Grazie a metodi statistici di nuova concezione, i ricercatori possono ora utilizzare i dati di indagini più piccole per scalare le previsioni della popolazione della fauna selvatica oltre i confini.

La svolta consentirà ai biologi e ai gestori di fauna selvatica di modellare con precisione le popolazioni di predatori apicali su scala senza precedenti.

L’importanza dei superpredatori per l’ecosistema

Un numero crescente di ricerche ha evidenziato l’importanza che i superpredatori  rivestono nel mantenere la salute e l’equilibrio degli ecosistemi terrestri.

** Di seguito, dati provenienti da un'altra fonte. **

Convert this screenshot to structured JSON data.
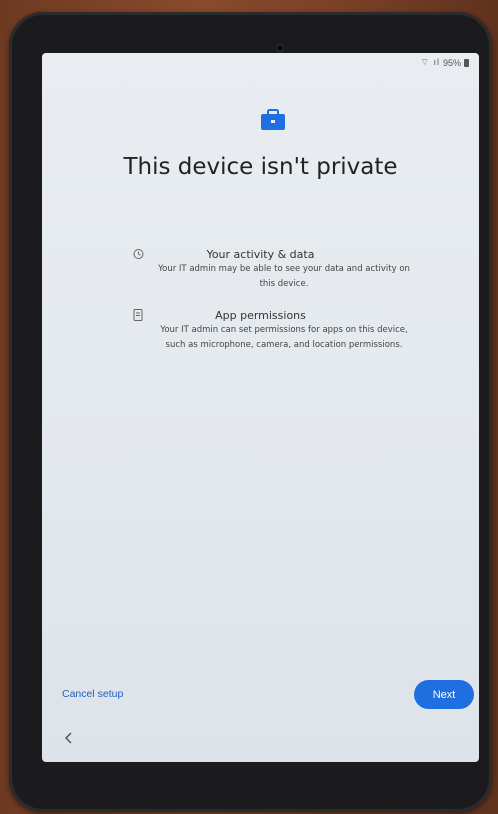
{
  "status": {
    "battery": "95%"
  },
  "title": "This device isn't private",
  "items": [
    {
      "icon": "history-icon",
      "title": "Your activity & data",
      "desc": "Your IT admin may be able to see your data and activity on this device."
    },
    {
      "icon": "app-permission-icon",
      "title": "App permissions",
      "desc": "Your IT admin can set permissions for apps on this device, such as microphone, camera, and location permissions."
    }
  ],
  "footer": {
    "cancel_label": "Cancel setup",
    "next_label": "Next"
  },
  "colors": {
    "accent": "#1f6fe0",
    "link": "#1f5fc6"
  }
}
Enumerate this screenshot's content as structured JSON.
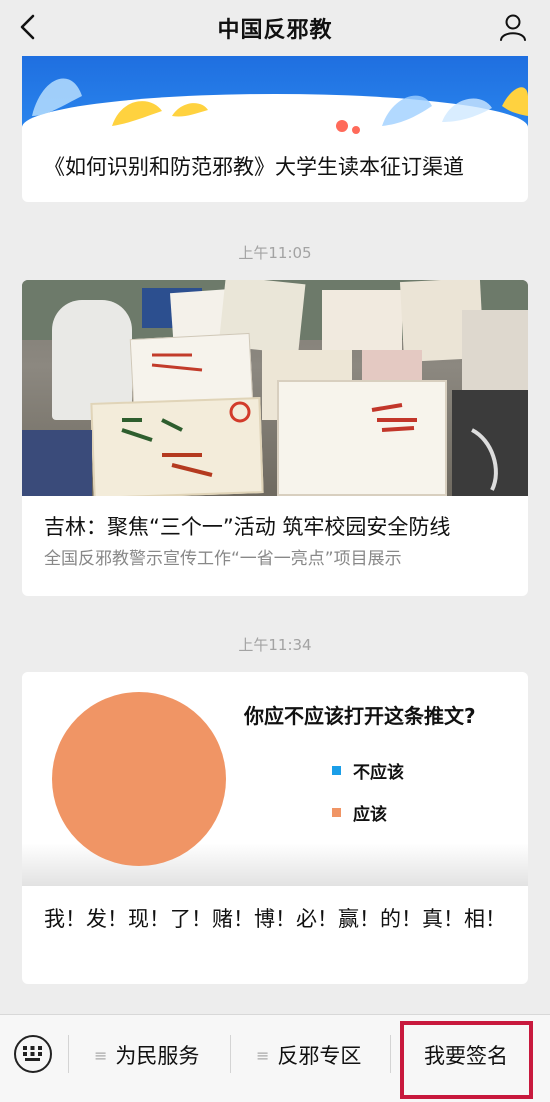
{
  "header": {
    "title": "中国反邪教"
  },
  "articles": [
    {
      "title": "《如何识别和防范邪教》大学生读本征订渠道"
    },
    {
      "timestamp": "上午11:05",
      "title": "吉林：聚焦“三个一”活动 筑牢校园安全防线",
      "subtitle": "全国反邪教警示宣传工作“一省一亮点”项目展示"
    },
    {
      "timestamp": "上午11:34",
      "title": "我！发！现！了！赌！博！必！赢！的！真！相！"
    }
  ],
  "chart_data": {
    "type": "pie",
    "title": "你应不应该打开这条推文?",
    "categories": [
      "不应该",
      "应该"
    ],
    "values": [
      0,
      100
    ],
    "colors": [
      "#1a9ee8",
      "#f09565"
    ],
    "legend": "right"
  },
  "bottom_menu": {
    "items": [
      "为民服务",
      "反邪专区",
      "我要签名"
    ]
  },
  "icons": {
    "back": "chevron-left-icon",
    "profile": "person-icon",
    "keyboard": "keyboard-icon",
    "menu": "menu-lines-icon"
  }
}
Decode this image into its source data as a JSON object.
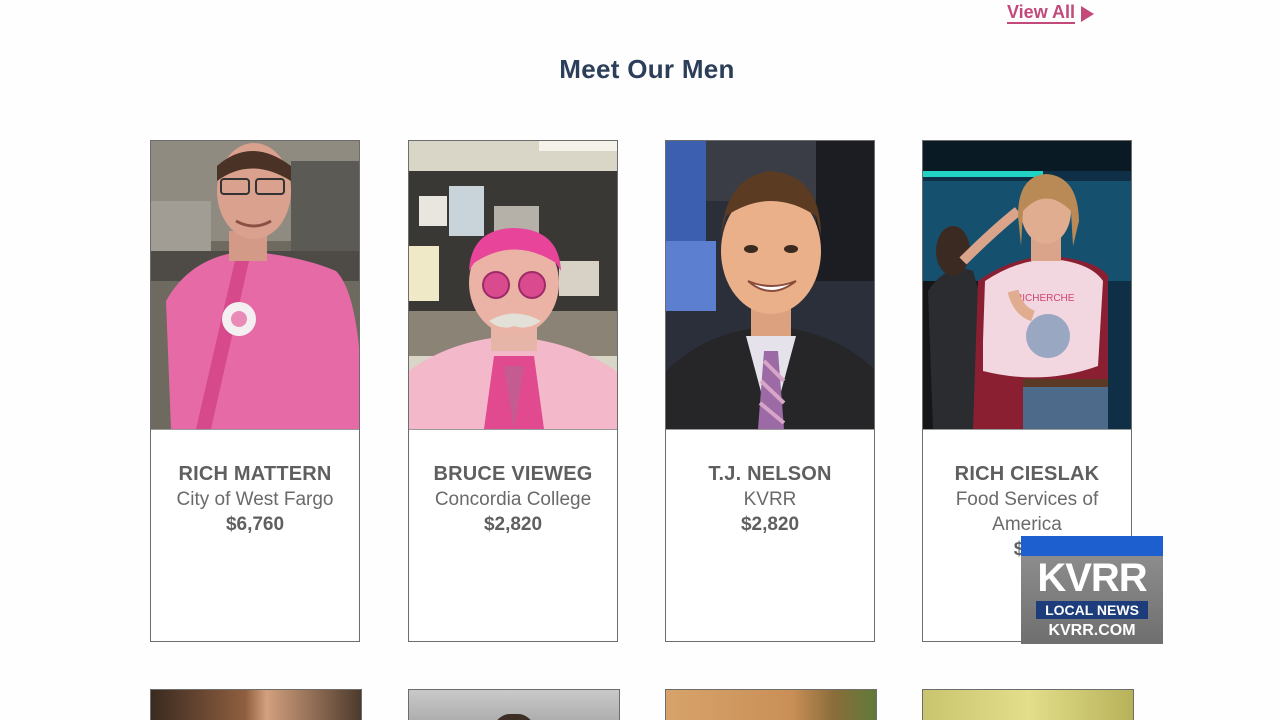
{
  "header": {
    "view_all_label": "View All",
    "section_title": "Meet Our Men"
  },
  "cards": [
    {
      "name": "RICH MATTERN",
      "org": "City of West Fargo",
      "amount": "$6,760"
    },
    {
      "name": "BRUCE VIEWEG",
      "org": "Concordia College",
      "amount": "$2,820"
    },
    {
      "name": "T.J. NELSON",
      "org": "KVRR",
      "amount": "$2,820"
    },
    {
      "name": "RICH CIESLAK",
      "org": "Food Services of America",
      "amount": "$2,"
    }
  ],
  "watermark": {
    "brand": "KVRR",
    "tagline": "LOCAL NEWS",
    "site": "KVRR.COM"
  },
  "colors": {
    "accent_pink": "#c2497a",
    "title_navy": "#2c3e5a",
    "bug_blue": "#1e5fcf"
  }
}
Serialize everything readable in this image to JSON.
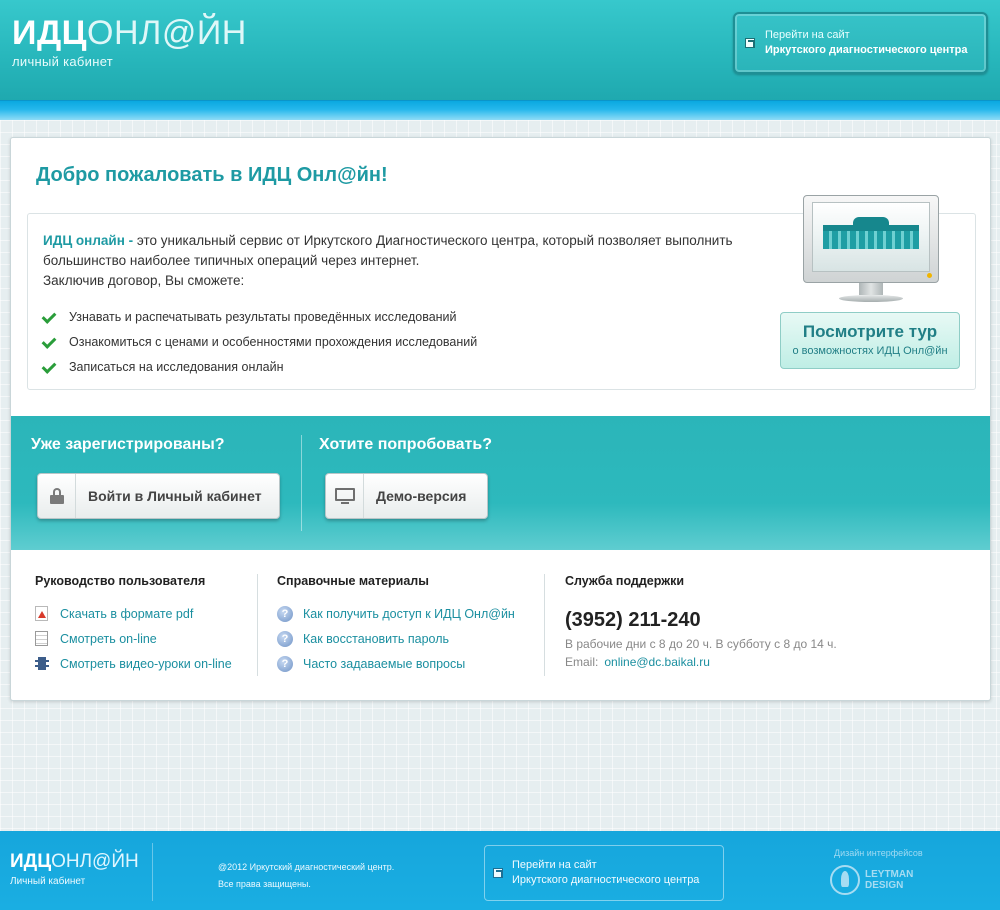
{
  "header": {
    "logo_primary": "ИДЦ",
    "logo_secondary": "ОНЛ@ЙН",
    "logo_subtitle": "личный кабинет",
    "site_link_line1": "Перейти на сайт",
    "site_link_line2": "Иркутского диагностического центра"
  },
  "main": {
    "welcome_title": "Добро пожаловать в ИДЦ Онл@йн!",
    "intro_bold": "ИДЦ онлайн -",
    "intro_text": " это уникальный сервис от Иркутского Диагностического центра, который позволяет выполнить большинство наиболее типичных операций через интернет.",
    "intro_contract": "Заключив договор, Вы сможете:",
    "features": [
      "Узнавать и распечатывать результаты проведённых исследований",
      "Ознакомиться с ценами и особенностями прохождения исследований",
      "Записаться на исследования онлайн"
    ],
    "tour_title": "Посмотрите тур",
    "tour_subtitle": "о возможностях ИДЦ Онл@йн"
  },
  "band": {
    "registered_heading": "Уже зарегистрированы?",
    "login_button": "Войти в Личный кабинет",
    "try_heading": "Хотите попробовать?",
    "demo_button": "Демо-версия"
  },
  "guide": {
    "title": "Руководство пользователя",
    "items": [
      "Скачать в формате pdf",
      "Смотреть on-line",
      "Смотреть видео-уроки on-line"
    ]
  },
  "reference": {
    "title": "Справочные материалы",
    "items": [
      "Как получить доступ к ИДЦ Онл@йн",
      "Как восстановить пароль",
      "Часто задаваемые вопросы"
    ]
  },
  "support": {
    "title": "Служба поддержки",
    "phone": "(3952) 211-240",
    "hours": "В рабочие дни с 8 до 20 ч. В субботу с 8 до 14 ч.",
    "email_label": "Email:",
    "email": "online@dc.baikal.ru"
  },
  "footer": {
    "logo_primary": "ИДЦ",
    "logo_secondary": "ОНЛ@ЙН",
    "logo_subtitle": "Личный кабинет",
    "copyright_line1": "@2012 Иркутский диагностический центр.",
    "copyright_line2": "Все права защищены.",
    "site_link_line1": "Перейти на сайт",
    "site_link_line2": "Иркутского диагностического центра",
    "design_label": "Дизайн интерфейсов",
    "designer_line1": "LEYTMAN",
    "designer_line2": "DESIGN"
  },
  "colors": {
    "accent_teal": "#2bb5b9",
    "link_blue": "#1b8fa0",
    "footer_blue": "#16a6dc",
    "check_green": "#2a9d3a"
  }
}
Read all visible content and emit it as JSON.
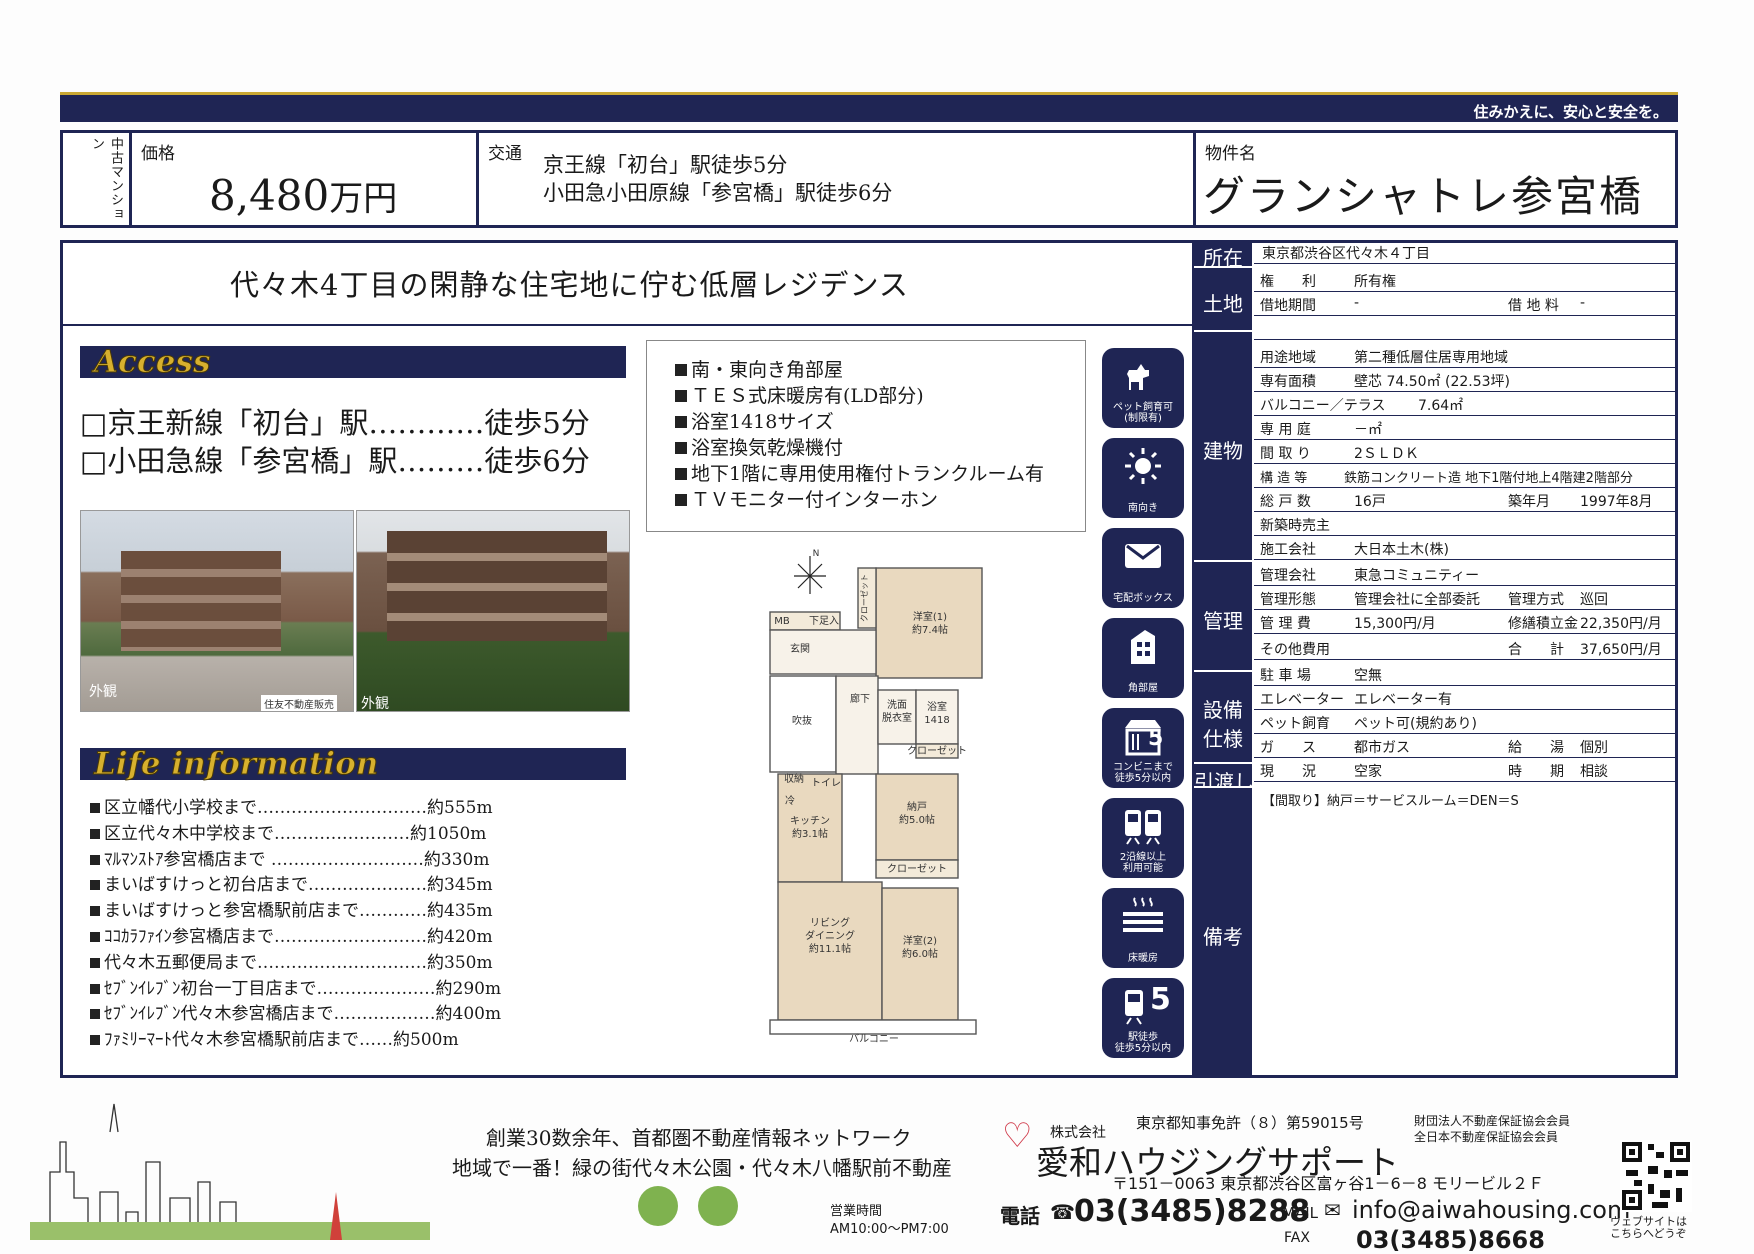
{
  "banner": {
    "slogan": "住みかえに、安心と安全を。"
  },
  "header": {
    "type_label": "中古マンション",
    "price_label": "価格",
    "price_value": "8,480",
    "price_unit": "万円",
    "traffic_label": "交通",
    "traffic_lines": [
      "京王線「初台」駅徒歩5分",
      "小田急小田原線「参宮橋」駅徒歩6分"
    ],
    "name_label": "物件名",
    "name_value": "グランシャトレ参宮橋"
  },
  "tagline": "代々木4丁目の閑静な住宅地に佇む低層レジデンス",
  "access": {
    "title": "Access",
    "lines": [
      "□京王新線「初台」駅…………徒歩5分",
      "□小田急線「参宮橋」駅………徒歩6分"
    ]
  },
  "photos": {
    "caption1": "外観",
    "watermark": "住友不動産販売",
    "caption2": "外観"
  },
  "life": {
    "title": "Life information",
    "items": [
      "区立幡代小学校まで…………………………約555m",
      "区立代々木中学校まで……………………約1050m",
      "ﾏﾙﾏﾝｽﾄｱ参宮橋店まで ………………………約330m",
      "まいばすけっと初台店まで…………………約345m",
      "まいばすけっと参宮橋駅前店まで…………約435m",
      "ｺｺｶﾗﾌｧｲﾝ参宮橋店まで………………………約420m",
      "代々木五郵便局まで…………………………約350m",
      "ｾﾌﾞﾝｲﾚﾌﾞﾝ初台一丁目店まで…………………約290m",
      "ｾﾌﾞﾝｲﾚﾌﾞﾝ代々木参宮橋店まで………………約400m",
      "ﾌｧﾐﾘｰﾏｰﾄ代々木参宮橋駅前店まで……約500m"
    ]
  },
  "features": [
    "南・東向き角部屋",
    "ＴＥＳ式床暖房有(LD部分)",
    "浴室1418サイズ",
    "浴室換気乾燥機付",
    "地下1階に専用使用権付トランクルーム有",
    "ＴＶモニター付インターホン"
  ],
  "floorplan": {
    "compass": "N",
    "rooms": {
      "closet1": "クローゼット",
      "western1": "洋室(1)\n約7.4帖",
      "mb": "MB",
      "shoebox": "下足入",
      "entrance": "玄関",
      "hall": "廊下",
      "void": "吹抜",
      "washroom": "洗面\n脱衣室",
      "bath": "浴室\n1418",
      "closet2": "クローゼット",
      "storage_shelf": "収納",
      "toilet": "トイレ",
      "refrig": "冷",
      "kitchen": "キッチン\n約3.1帖",
      "storeroom": "納戸\n約5.0帖",
      "closet3": "クローゼット",
      "living": "リビング\nダイニング\n約11.1帖",
      "western2": "洋室(2)\n約6.0帖",
      "balcony": "バルコニー"
    }
  },
  "icons": [
    {
      "name": "pet-icon",
      "label": "ペット飼育可\n(制限有)"
    },
    {
      "name": "sun-icon",
      "label": "南向き"
    },
    {
      "name": "mail-icon",
      "label": "宅配ボックス"
    },
    {
      "name": "corner-icon",
      "label": "角部屋"
    },
    {
      "name": "convenience-icon",
      "label": "コンビニまで\n徒歩5分以内"
    },
    {
      "name": "train-icon",
      "label": "2沿線以上\n利用可能"
    },
    {
      "name": "floor-heat-icon",
      "label": "床暖房"
    },
    {
      "name": "station-icon",
      "label": "駅徒歩\n徒歩5分以内"
    }
  ],
  "icon_numbers": {
    "convenience": "5",
    "station": "5"
  },
  "spec": {
    "groups": {
      "location": "所在",
      "land": "土地",
      "building": "建物",
      "management": "管理",
      "equipment": "設備\n仕様",
      "handover": "引渡し",
      "remarks": "備考"
    },
    "rows": [
      [
        "東京都渋谷区代々木４丁目",
        "",
        "",
        ""
      ],
      [
        "権　　利",
        "所有権",
        "",
        ""
      ],
      [
        "借地期間",
        "-",
        "借 地 料",
        "-"
      ],
      [
        "",
        "",
        "",
        ""
      ],
      [
        "用途地域",
        "第二種低層住居専用地域",
        "",
        ""
      ],
      [
        "専有面積",
        "壁芯 74.50㎡ (22.53坪)",
        "",
        ""
      ],
      [
        "バルコニー／テラス",
        "7.64㎡",
        "",
        ""
      ],
      [
        "専 用 庭",
        "－㎡",
        "",
        ""
      ],
      [
        "間 取 り",
        "2ＳＬＤＫ",
        "",
        ""
      ],
      [
        "構 造 等",
        "鉄筋コンクリート造 地下1階付地上4階建2階部分",
        "",
        ""
      ],
      [
        "総 戸 数",
        "16戸",
        "築年月",
        "1997年8月"
      ],
      [
        "新築時売主",
        "",
        "",
        ""
      ],
      [
        "施工会社",
        "大日本土木(株)",
        "",
        ""
      ],
      [
        "管理会社",
        "東急コミュニティー",
        "",
        ""
      ],
      [
        "管理形態",
        "管理会社に全部委託",
        "管理方式",
        "巡回"
      ],
      [
        "管 理 費",
        "15,300円/月",
        "修繕積立金",
        "22,350円/月"
      ],
      [
        "その他費用",
        "",
        "合　　計",
        "37,650円/月"
      ],
      [
        "駐 車 場",
        "空無",
        "",
        ""
      ],
      [
        "エレベーター",
        "エレベーター有",
        "",
        ""
      ],
      [
        "ペット飼育",
        "ペット可(規約あり)",
        "",
        ""
      ],
      [
        "ガ　　ス",
        "都市ガス",
        "給　　湯",
        "個別"
      ],
      [
        "現　　況",
        "空家",
        "時　　期",
        "相談"
      ]
    ],
    "remarks": "【間取り】納戸＝サービスルーム＝DEN＝S"
  },
  "footer": {
    "slogan1": "創業30数余年、首都圏不動産情報ネットワーク",
    "slogan2": "地域で一番！緑の街代々木公園・代々木八幡駅前不動産",
    "hours_label": "営業時間",
    "hours": "AM10:00～PM7:00",
    "company_prefix": "株式会社",
    "company": "愛和ハウジングサポート",
    "license": "東京都知事免許（８）第59015号",
    "assoc1": "財団法人不動産保証協会会員",
    "assoc2": "全日本不動産保証協会会員",
    "address": "〒151－0063 東京都渋谷区富ヶ谷1－6－8 モリービル２Ｆ",
    "tel_label": "電話",
    "tel": "03(3485)8288",
    "mail_label": "MAIL",
    "mail": "info@aiwahousing.com",
    "fax_label": "FAX",
    "fax": "03(3485)8668",
    "web": "ウェブサイトは\nこちらへどうぞ"
  },
  "colors": {
    "navy": "#1f2554",
    "gold": "#c9a833"
  }
}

La ricerca ha reso la protezione di queste grandi specie ancora più importante, ma poiché i grandi carnivori tendono a diffondersi nel paesaggio, rimane difficile modellare le dinamiche della popolazione e la distribuzione dei predatori apicali.

I metodi statistici sviluppati dai ricercatori dell’Università norvegese di scienze della vita promettono di rendere il compito più gestibile, portando un approccio a livello di paesaggio alla modellazione della fauna selvatica.

A cosa servono queste scoperte?

Grazie a una combinazione di tecnologie di sequenziamento genetico migliorate e tecniche di modellazione statistica, i ricercatori possono monitorare e analizzare le popolazioni su scale molto più ampie, basandosi solo su campioni raccolti di feci, urina o peli.

Implementando nuovi metodi statistici, i ricercatori sono stati in grado di utilizzare il database per costruire una mappa di distribuzione dettagliata delle tre diverse popolazioni di predatori in tutta la Scandinavia.

Le nuove tecniche di modellazione non offrono semplicemente un’istantanea nel tempo, ma possono essere aggiornate frequentemente con nuovi dati per rilevare i cambiamenti della popolazione.